Posted on March 1, 2016 in Society

By Neha Chaudhary:

afzal_abvpThere is a lot of hue and cry regarding what happened in Jawaharlal Nehru University. Some believe that the alleged sloganeering against India was a conspiracy by members of the Akhil Bharatiya Vidyarthi Parishad. Others feel that the students who organised the event were a handful and their actions should be condemned and the whole of JNU should not be maligned. However, as someone who has been ardently following this subject from the beginning, I have a few things to say.

Supposedly, the students that organised the programme on the 9th of February have an ideology that stands for Kashmir’s independence from the Indian Union. (This is believed by the general populace and media houses, and this is one of the major reasons for the contempt against them.) And thus, much like the People’s Democratic Party of Jammu and Kashmir, they also consider Afzal Guru a martyr. Before jumping to any conclusion, there are a few questions that need to be raised.

The matter of Jammu and Kashmir is a fiercely debated one and people have divergent views on the issue. The notion of ‘self-determinism’ is also not unknown. It is also to be noted that Jammu and Kashmir is not the only state that has questioned the Union and demanded a separate identity. The list is a long one. But as usual, our nationalist ferment doesn’t allow us to see that side of the country.
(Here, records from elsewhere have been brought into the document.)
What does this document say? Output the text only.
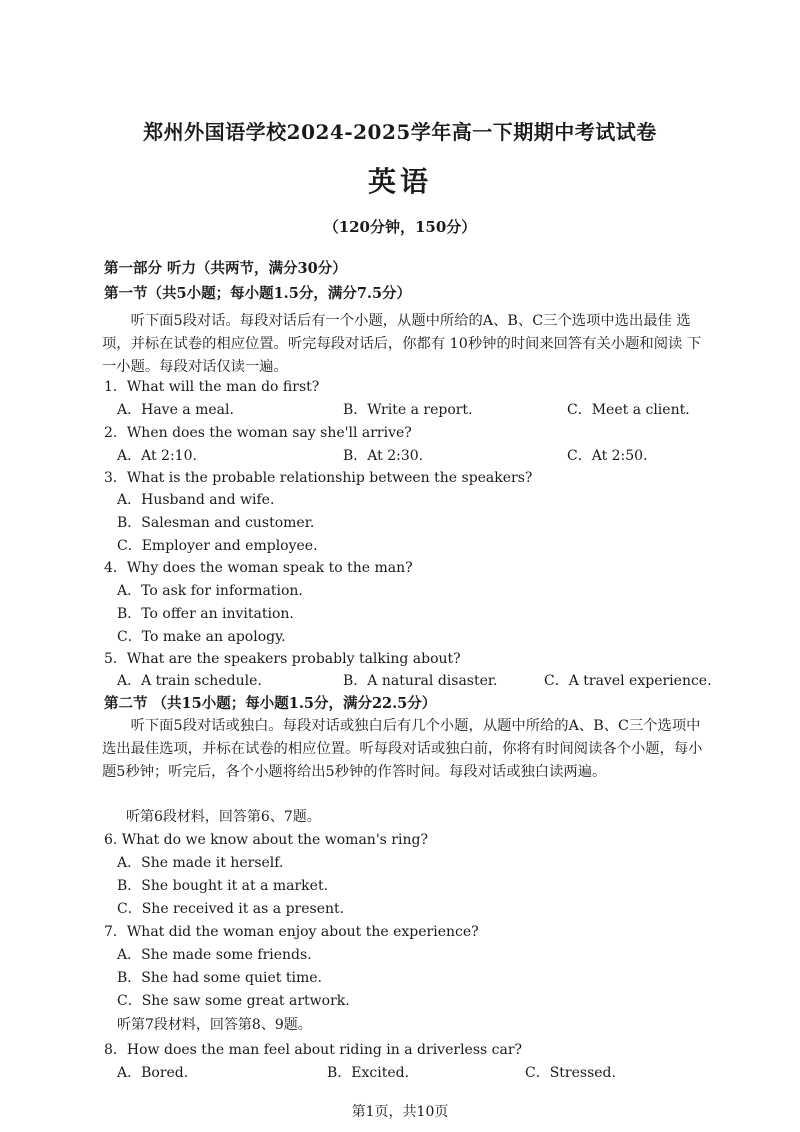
郑州外国语学校2024-2025学年高一下期期中考试试卷
英语
（120分钟，150分）
第一部分 听力（共两节，满分30分）
第一节（共5小题；每小题1.5分，满分7.5分）
听下面5段对话。每段对话后有一个小题，从题中所给的A、B、C三个选项中选出最佳 选项，并标在试卷的相应位置。听完每段对话后，你都有 10秒钟的时间来回答有关小题和阅读 下一小题。每段对话仅读一遍。
1．What will the man do first?
A．Have a meal.	B．Write a report.	C．Meet a client.
2．When does the woman say she'll arrive?
A．At 2:10.	B．At 2:30.	C．At 2:50.
3．What is the probable relationship between the speakers?
A．Husband and wife.
B．Salesman and customer.
C．Employer and employee.
4．Why does the woman speak to the man?
A．To ask for information.
B．To offer an invitation.
C．To make an apology.
5．What are the speakers probably talking about?
A．A train schedule.	B．A natural disaster.	C．A travel experience.
第二节 （共15小题；每小题1.5分，满分22.5分）
听下面5段对话或独白。每段对话或独白后有几个小题，从题中所给的A、B、C三个选项中选出最佳选项，并标在试卷的相应位置。听每段对话或独白前，你将有时间阅读各个小题，每小题5秒钟；听完后，各个小题将给出5秒钟的作答时间。每段对话或独白读两遍。
听第6段材料，回答第6、7题。
6. What do we know about the woman's ring?
A．She made it herself.
B．She bought it at a market.
C．She received it as a present.
7．What did the woman enjoy about the experience?
A．She made some friends.
B．She had some quiet time.
C．She saw some great artwork.
听第7段材料，回答第8、9题。
8．How does the man feel about riding in a driverless car?
A．Bored.	B．Excited.	C．Stressed.
第1页，共10页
So, the crucial question is: Is organising a programme on Afzal Guru anti-national? Is the separatist stand on the question of Jammu and Kashmir anti-national? I think, no. I think so because people can have different stands on different issues, and as champions of democracy, we can have such stands without labelling them as ‘anti-national’. We might not like them, we might not respect them, but we can’t deny them their existence.

Let us move to the second aspect of the controversy. The slogans against India. These are mostly condemned and even JNU doesn’t stand by them. But as a student of History, I would like to put them in context and try to dissect them. The context is quite clear. These students from Kashmir (a few of them, at least) have a very clear stand regarding Jammu and Kashmir and the stand is that of a separate nation. So, when (or if) they talk about ‘Bharat ke tukde’, they are referring to the formation of a separate nation. ‘Bharat ki barbaadi’ is the same, the end of the Indian Union. And if you are someone who follows the news regularly, you must have heard about the slogans like ‘Pakistan Zindabad’ being raised in Kashmir before. All I want to say is that there is nothing new in what is happening. This has all been said and done before. Then why are JNU and its students being targeted now?

There are some who believe that JNU is being rightly targeted and nobody should be allowed to say something like this against the nation. I have some questions for them. Have they ever wondered why someone would want to go against their own nation, why somebody would feel so alienated? Why the people of Kashmir or any other state have such strong sentiments against the Indian Union? What is the cause of such resentment? These questions need to be answered first.

One big strand of this issue is ‘nationalism’. This issue is about the ‘idea of a nation’, about the ‘idea of India’. And as the youth of this nation, we need to ask the question: whose nation is this? Who defines what nationalism is? Who defines what anti-nationalism is? A police report talks about ‘anti-national’ activities in the JNU campus such as the worship of Mahishasura and beef eating. What does this reflect? This reflects an attempt on the part of right-wing forces to define nationalism as an ‘elite Hindu discourse’, forgetting about the fact that India is a diverse nation and that there are diverse voices. This reflects an attempt to appropriate ‘nationalism’, and the creation of a new dominant discourse. And anybody or everybody going against this discourse is labelled as ‘anti-national’. This discourse is Hindu, and every opposing voice is Umar Khalid, a ‘terrorist’.

But, as a student, I have hopes, I have aspirations and have my own ‘Idea of India’. I dream of an India where dissent is not dead, where I can voice my opinion without the fear of being lynched by some hysterical mob. I dream of an India where my idea of nationalism is equally valued and is given due space. I dream of an India where university spaces are full of debates and discussions, where we question the dominant trends, theories and practices. I see this incident as a threat to democracy, a threat to free speech and a threat to diversity of opinions. As a student, I am afraid. I am afraid of being labelled as ‘anti-national’ for merely believing in something that is against the state and the dominant view.